One of the achievements of the services marketing literature is its influence on
reconfiguring how exchange is viewed across all forms of marketing. The idea of service-
dominant logic was developed by Vargo & Lusch (2004) and has been amended and
updated numerous times since then. Vargo & Lusch argue that marketing needs to move
from a concern with the movement of goods – where value is packaged within a material
object – to a concern with the transfer of value through exchange.
The characteristics of services, and the emphasis on performance and experience of that
performance, pose questions and challenges for marketers, for instance:
- How can service providers ensure the quality of their provision is managed when the
offering is largely intangible and variable (i.e. difficult to standardise)?

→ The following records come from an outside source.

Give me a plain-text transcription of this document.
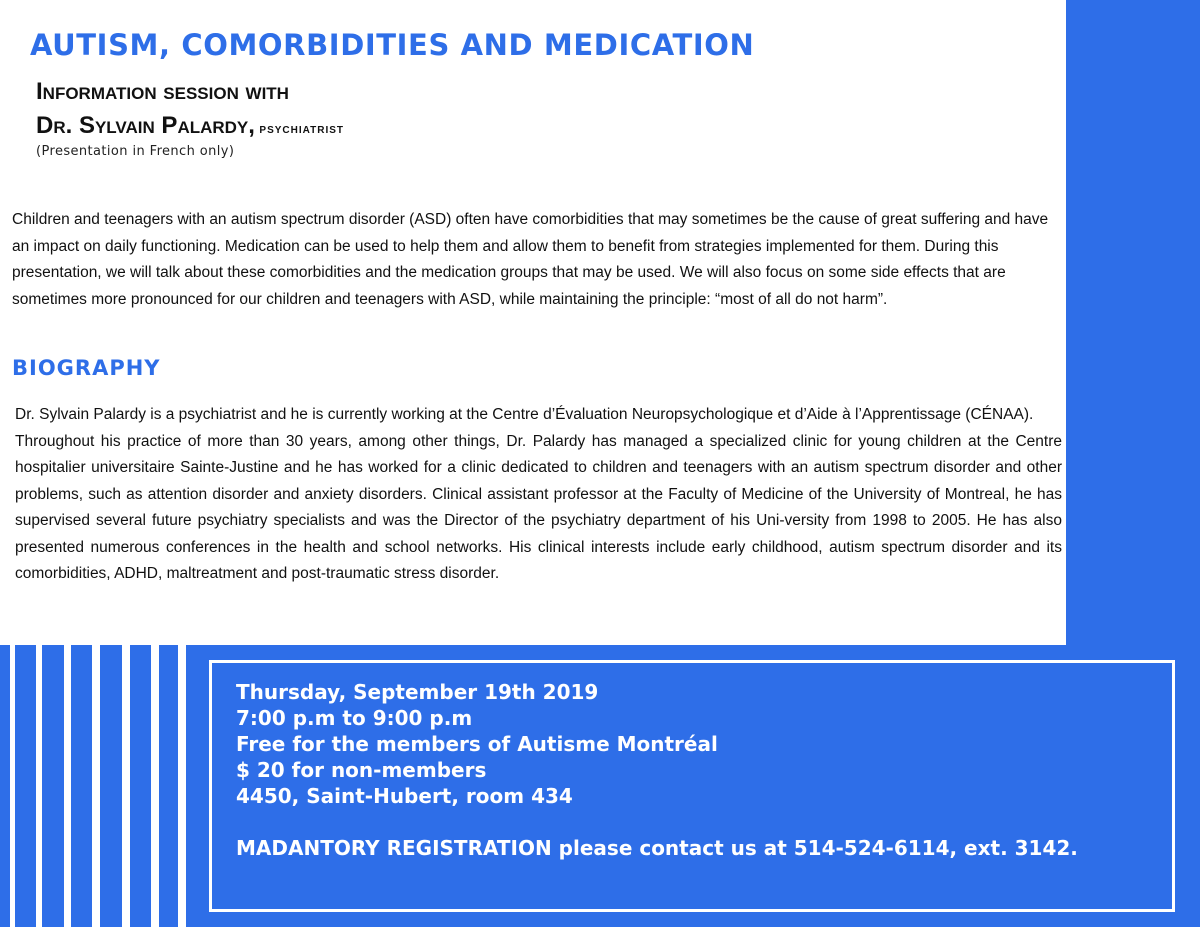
AUTISM, COMORBIDITIES AND MEDICATION
Information session with
Dr. Sylvain Palardy, psychiatrist

(Presentation in French only)

Children and teenagers with an autism spectrum disorder (ASD) often have comorbidities that may sometimes be the cause of great suffering and have an impact on daily functioning. Medication can be used to help them and allow them to benefit from strategies implemented for them. During this presentation, we will talk about these comorbidities and the medication groups that may be used. We will also focus on some side effects that are sometimes more pronounced for our children and teenagers with ASD, while maintaining the principle: “most of all do not harm”.

BIOGRAPHY

Dr. Sylvain Palardy is a psychiatrist and he is currently working at the Centre d’Évaluation Neuropsychologique et d’Aide à l’Apprentissage (CÉNAA).

Throughout his practice of more than 30 years, among other things, Dr. Palardy has managed a specialized clinic for young children at the Centre hospitalier universitaire Sainte-Justine and he has worked for a clinic dedicated to children and teenagers with an autism spectrum disorder and other problems, such as attention disorder and anxiety disorders. Clinical assistant professor at the Faculty of Medicine of the University of Montreal, he has supervised several future psychiatry specialists and was the Director of the psychiatry department of his Uni-versity from 1998 to 2005. He has also presented numerous conferences in the health and school networks. His clinical interests include early childhood, autism spectrum disorder and its comorbidities, ADHD, maltreatment and post-traumatic stress disorder.

Thursday, September 19th 2019
7:00 p.m to 9:00 p.m
Free for the members of Autisme Montréal
$ 20 for non-members
4450, Saint-Hubert, room 434
MADANTORY REGISTRATION please contact us at 514-524-6114, ext. 3142.
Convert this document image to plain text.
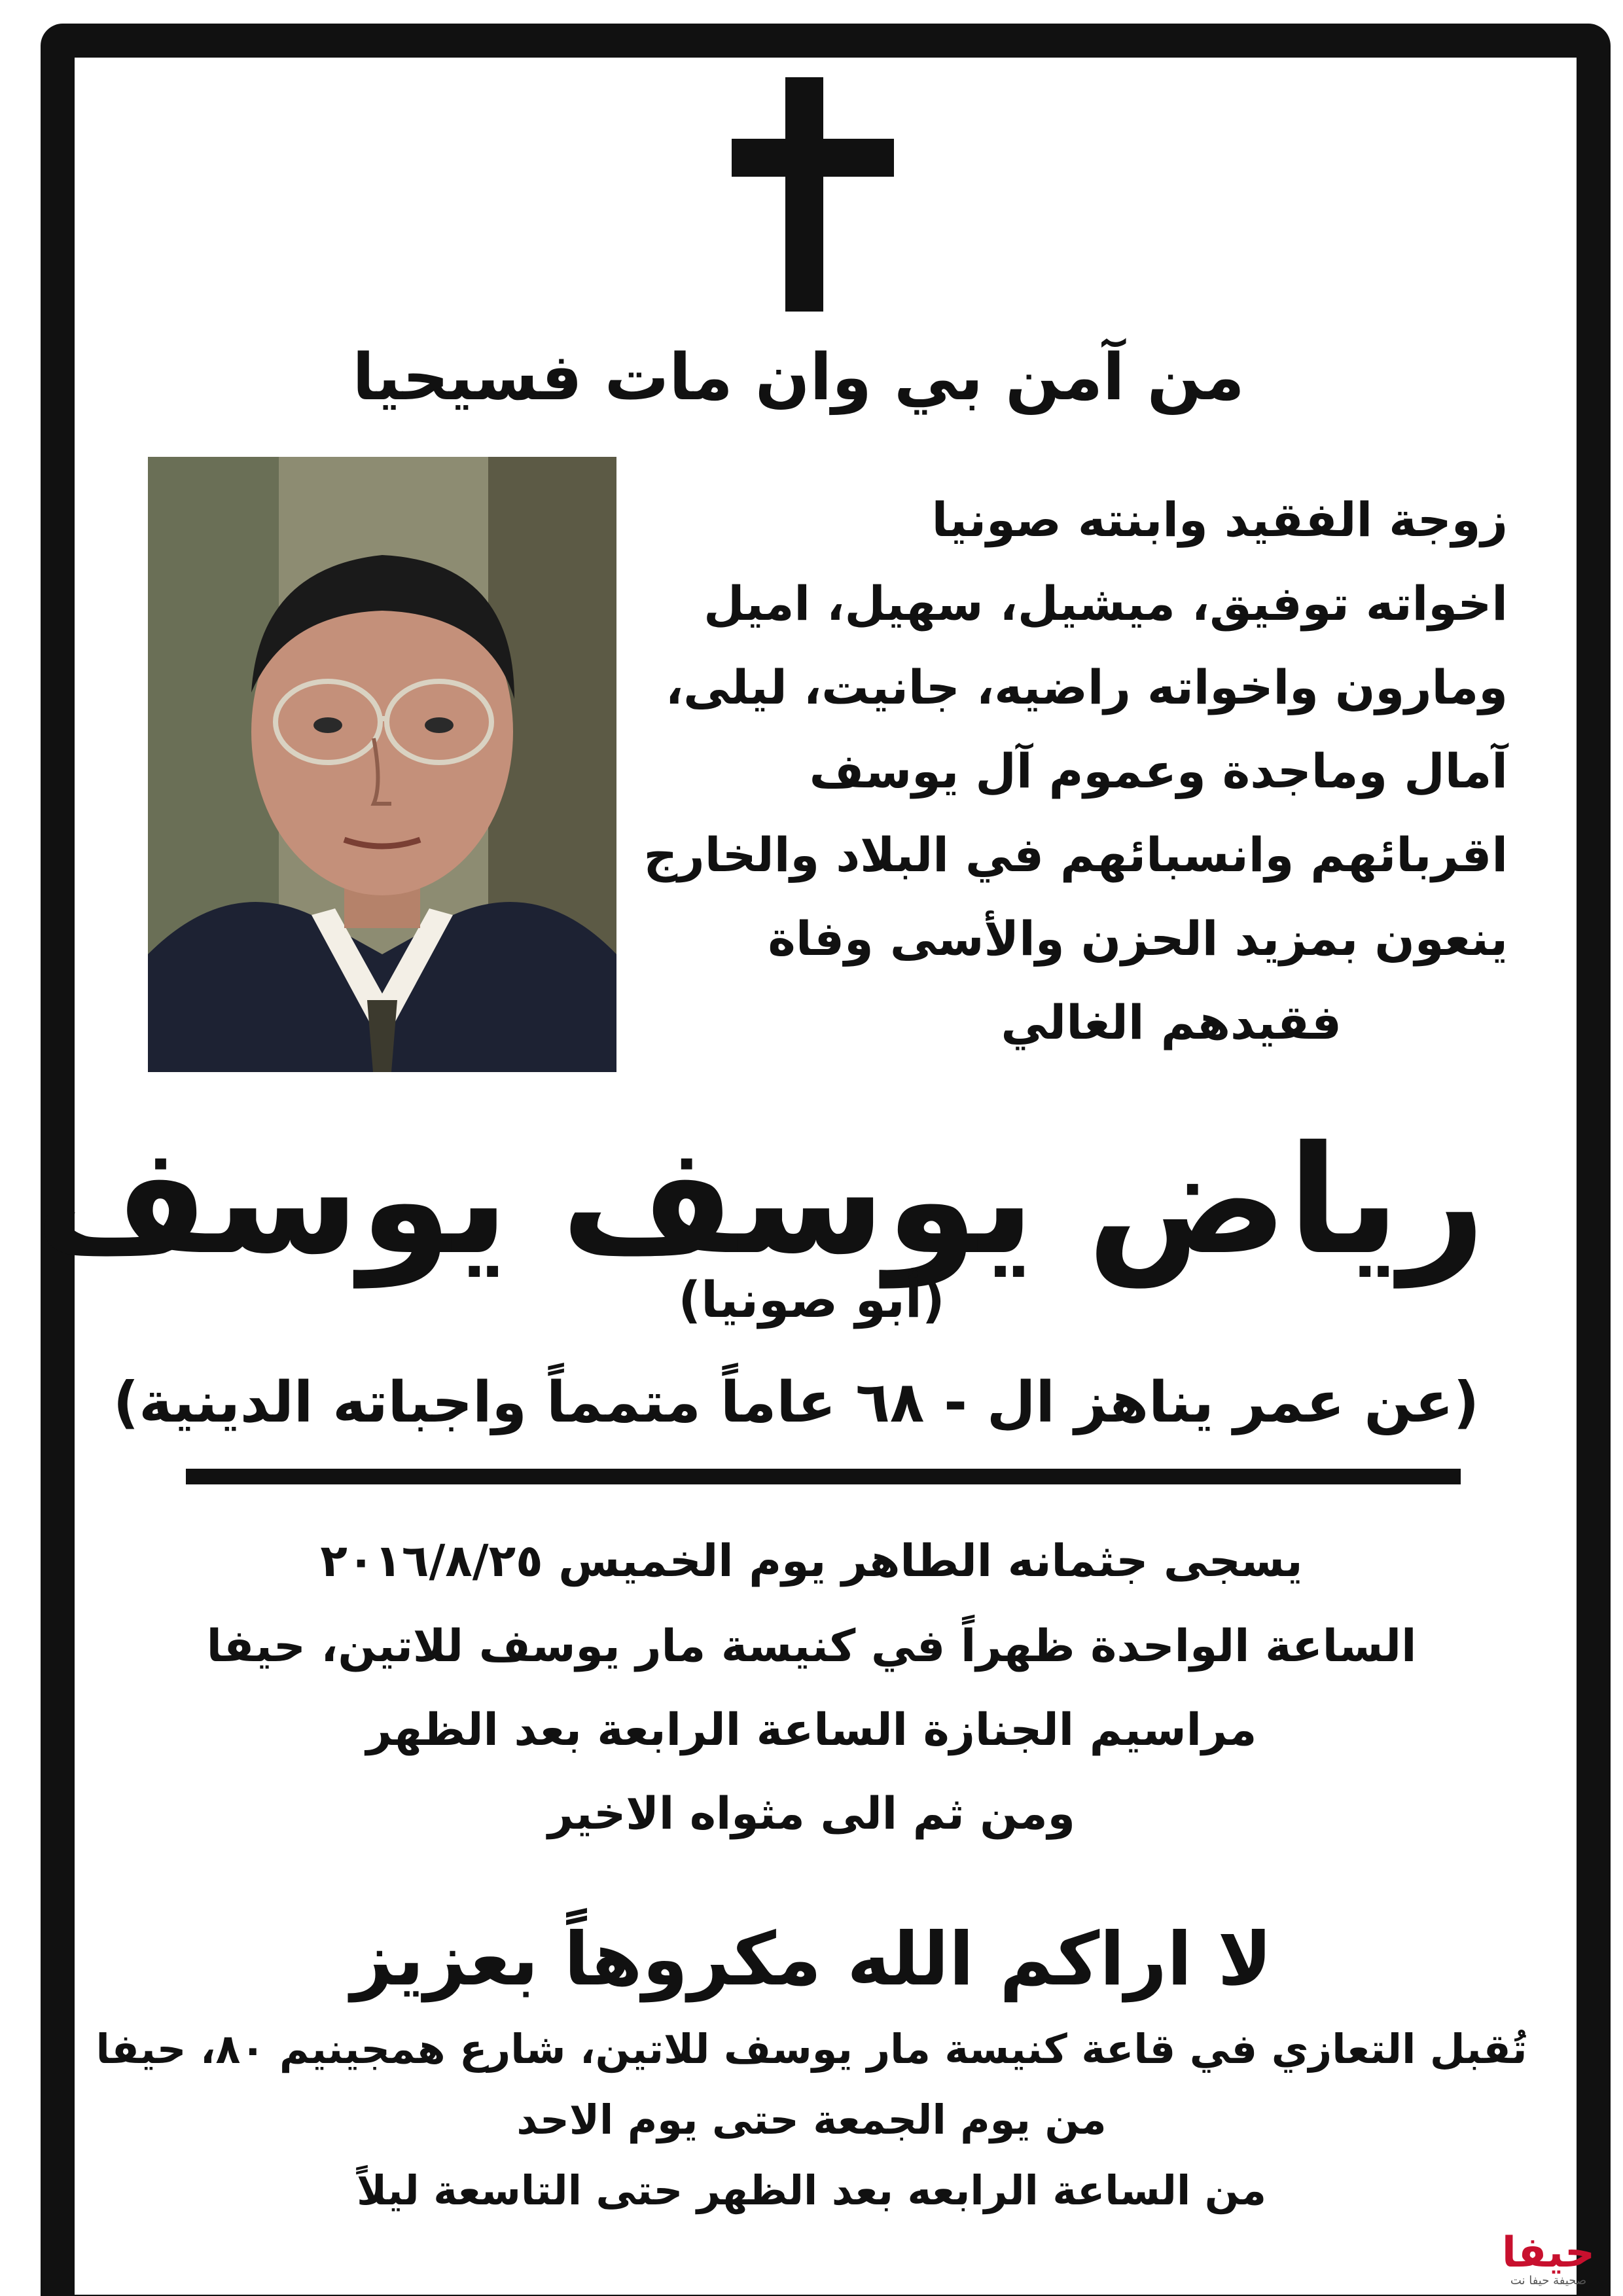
من آمن بي وان مات فسيحيا
زوجة الفقيد وابنته صونيا
اخواته توفيق، ميشيل، سهيل، اميل
ومارون واخواته راضيه، جانيت، ليلى،
آمال وماجدة وعموم آل يوسف
اقربائهم وانسبائهم في البلاد والخارج
ينعون بمزيد الحزن والأسى وفاة
فقيدهم الغالي
رياض يوسف يوسف
(أبو صونيا)
(عن عمر يناهز ال - ٦٨ عاماً متمماً واجباته الدينية)
يسجى جثمانه الطاهر يوم الخميس ٢٠١٦/٨/٢٥
الساعة الواحدة ظهراً في كنيسة مار يوسف للاتين، حيفا
مراسيم الجنازة الساعة الرابعة بعد الظهر
ومن ثم الى مثواه الاخير
لا اراكم الله مكروهاً بعزيز
تُقبل التعازي في قاعة كنيسة مار يوسف للاتين، شارع همجينيم ٨٠، حيفا
من يوم الجمعة حتى يوم الاحد
من الساعة الرابعه بعد الظهر حتى التاسعة ليلاً
حيفا
صحيفة حيفا نت
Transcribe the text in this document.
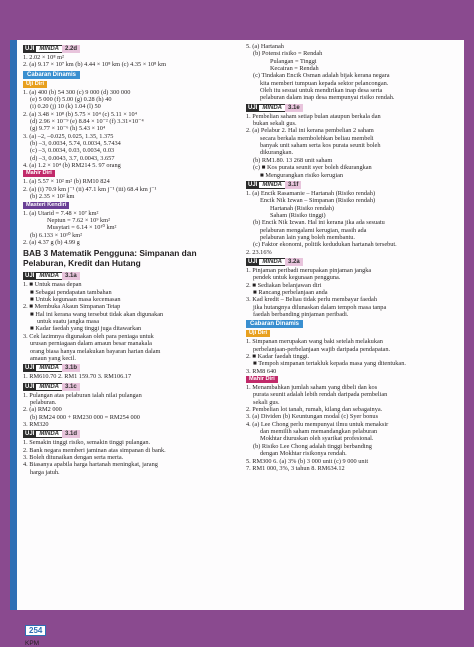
UJI MINDA 2.2d
1. 2.02 × 10⁸ m²
2. (a) 9.17 × 10⁷ km (b) 4.44 × 10⁸ km (c) 4.35 × 10⁸ km
Cabaran Dinamis
Uji Diri
1. (a) 400 (b) 54 300 (c) 9 000 (d) 300 000
(e) 5 000 (f) 5.00 (g) 0.28 (h) 40
(i) 0.20 (j) 10 (k) 1.04 (l) 50
2. (a) 3.48 × 10⁸ (b) 5.75 × 10⁴ (c) 5.11 × 10⁴
(d) 2.96 × 10⁻⁹ (e) 8.84 × 10⁻² (f) 3.31×10⁻⁴
(g) 9.77 × 10⁻⁶ (h) 5.43 × 10⁴
3. (a) –2, –0.025, 0.025, 1.35, 1.375
(b) –3, 0.0034, 5.74, 0.0034, 5.7434
(c) –3, 0.0034, 0.03, 0.0034, 0.03
(d) –3, 0.0043, 3.7, 0.0043, 3.657
4. (a) 1.2 × 10⁴ (b) RM214 5. 97 orang
Mahir Diri
1. (a) 5.57 × 10² m² (b) RM10 824
2. (a) (i) 70.9 km j⁻¹ (ii) 47.1 km j⁻¹ (iii) 68.4 km j⁻¹
(b) 2.35 × 10² km
Masteri Kendiri
1. (a) Utarid = 7.48 × 10⁷ km²
Neptun = 7.62 × 10⁹ km²
Musytari = 6.14 × 10¹⁰ km²
(b) 6.133 × 10¹⁰ km²
2. (a) 4.37 g (b) 4.99 g
BAB 3 Matematik Pengguna: Simpanan dan Pelaburan, Kredit dan Hutang
UJI MINDA 3.1a
1. ■ Untuk masa depan
■ Sebagai pendapatan tambahan
■ Untuk kegunaan masa kecemasan
2. ■ Membuka Akaun Simpanan Tetap
■ Hal ini kerana wang tersebut tidak akan digunakan
untuk suatu jangka masa
■ Kadar faedah yang tinggi juga ditawarkan
3. Cek lazimnya digunakan oleh para peniaga untuk
urusan perniagaan dalam amaun besar manakala
orang biasa hanya melakukan bayaran harian dalam
amaun yang kecil.
UJI MINDA 3.1b
1. RM610.70 2. RM1 159.70 3. RM106.17
UJI MINDA 3.1c
1. Pulangan atas pelaburan ialah nilai pulangan
pelaburan.
2. (a) RM2 000
(b) RM24 000 + RM230 000 = RM254 000
3. RM320
UJI MINDA 3.1d
1. Semakin tinggi risiko, semakin tinggi pulangan.
2. Bank negara memberi jaminan atas simpanan di bank.
3. Boleh ditunaikan dengan serta merta.
4. Biasanya apabila harga hartanah meningkat, jarang
harga jatuh.
5. (a) Hartanah
(b) Potensi risiko = Rendah
Pulangan = Tinggi
Kecairan = Rendah
(c) Tindakan Encik Osman adalah bijak kerana negara
kita memberi tumpuan kepada sektor pelancongan.
Oleh itu sesuai untuk mendirikan inap desa serta
pelaburan dalam inap desa mempunyai risiko rendah.
UJI MINDA 3.1e
1. Pembelian saham setiap bulan ataupun berkala dan
bukan sekali gus.
2. (a) Pelabur 2. Hal ini kerana pembelian 2 saham
secara berkala membolehkan beliau membeli
banyak unit saham serta kos purata seunit boleh
dikurangkan.
(b) RM1.80. 13 268 unit saham
(c) ■ Kos purata seunit syer boleh dikurangkan
■ Mengurangkan risiko kerugian
UJI MINDA 3.1f
1. (a) Encik Rasamanie – Hartanah (Risiko rendah)
Encik Nik Izwan – Simpanan (Risiko rendah)
Hartanah (Risiko rendah)
Saham (Risiko tinggi)
(b) Encik Nik Izwan. Hal ini kerana jika ada sesuatu
pelaburan mengalami kerugian, masih ada
pelaburan lain yang boleh membantu.
(c) Faktor ekonomi, politik kedudukan hartanah tersebut.
2. 23.16%
UJI MINDA 3.2a
1. Pinjaman peribadi merupakan pinjaman jangka
pendek untuk kegunaan pengguna.
2. ■ Sediakan belanjawan diri
■ Rancang perbelanjaan anda
3. Kad kredit – Beliau tidak perlu membayar faedah
jika hutangnya dilunaskan dalam tempoh masa tanpa
faedah berbanding pinjaman peribadi.
Cabaran Dinamis
Uji Diri
1. Simpanan merupakan wang baki setelah melakukan
perbelanjaan-perbelanjaan wajib daripada pendapatan.
2. ■ Kadar faedah tinggi.
■ Tempoh simpanan tertakluk kepada masa yang ditentukan.
3. RM8 640
Mahir Diri
1. Menambahkan jumlah saham yang dibeli dan kos
purata seunit adalah lebih rendah daripada pembelian
sekali gus.
2. Pembelian lot tanah, rumah, kilang dan sebagainya.
3. (a) Dividen (b) Keuntungan modal (c) Syer bonus
4. (a) Lee Chong perlu mempunyai ilmu untuk menaksir
dan memilih saham memandangkan pelaburan
Mokhtar diuruskan oleh syarikat profesional.
(b) Risiko Lee Chong adalah tinggi berbanding
dengan Mokhtar risikonya rendah.
5. RM300 6. (a) 3% (b) 3 000 unit (c) 9 000 unit
7. RM1 000, 3%, 3 tahun 8. RM634.12
254
KPM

- How can service providers ensure that services are delivered successfully with consistent
, quality when service employees and customers are often inseparable and affect the service
outcome?
This has led to some commentators (Zeithaml et al., 2013) to suggest that service providers
need to consider:
- the people (i.e. who of those who enable the service to be performed – these can be
employees, but may also include customers)
- processes (i.e. how the service is delivered)
- physical evidence elements of the service provision (i.e. the surroundings in which the
service is performed)
The variability of services poses specific problems for managing customer expectations. The
development of branding often plays a key role in this process (Brodie, 2009). Here,
marketing communications play a critical role in creating realistic expectations as well as
reinforcing the experience once the service has been delivered. A service firm needs to be
aware of the promises it makes in its external communications to avoid creating a gap
between customer expectations and the service that can be delivered. Making exaggerated
promises in advertising or personal selling and a lack of coordination between operations
and marketing may lead to broken promises.
Given the importance of communications, the messages that are delivered about a service
will tend to concentrate on the dimensions of quality associated with a service
(Parasuraman et al., 1988), these are:
- Reliability – the service providers’ ability to perform the promised service accurately and
dependably.
- Assurance – the knowledge and courtesy of employees and their ability to inspire trust and
confidence.
- Tangibles – physical facilities, equipment and appearance of personnel.
- Empathy – the caring and individualised attention paid to customers.
- Responsiveness – the service organisations’ willingness to help customers and provide
prompt service.
With the rise in social media, an organisation’s ability to communicate these qualities needs
to incorporate the role the customer can play in the presentation of the service to other
prospective users.
Business-to-Business Marketing
All organisations buy and sell goods and/or services in order to create their own offerings.
Having added value in this way, firms then sell these products to other businesses, which
use them to create other products or perhaps to resell to consumers as finished goods.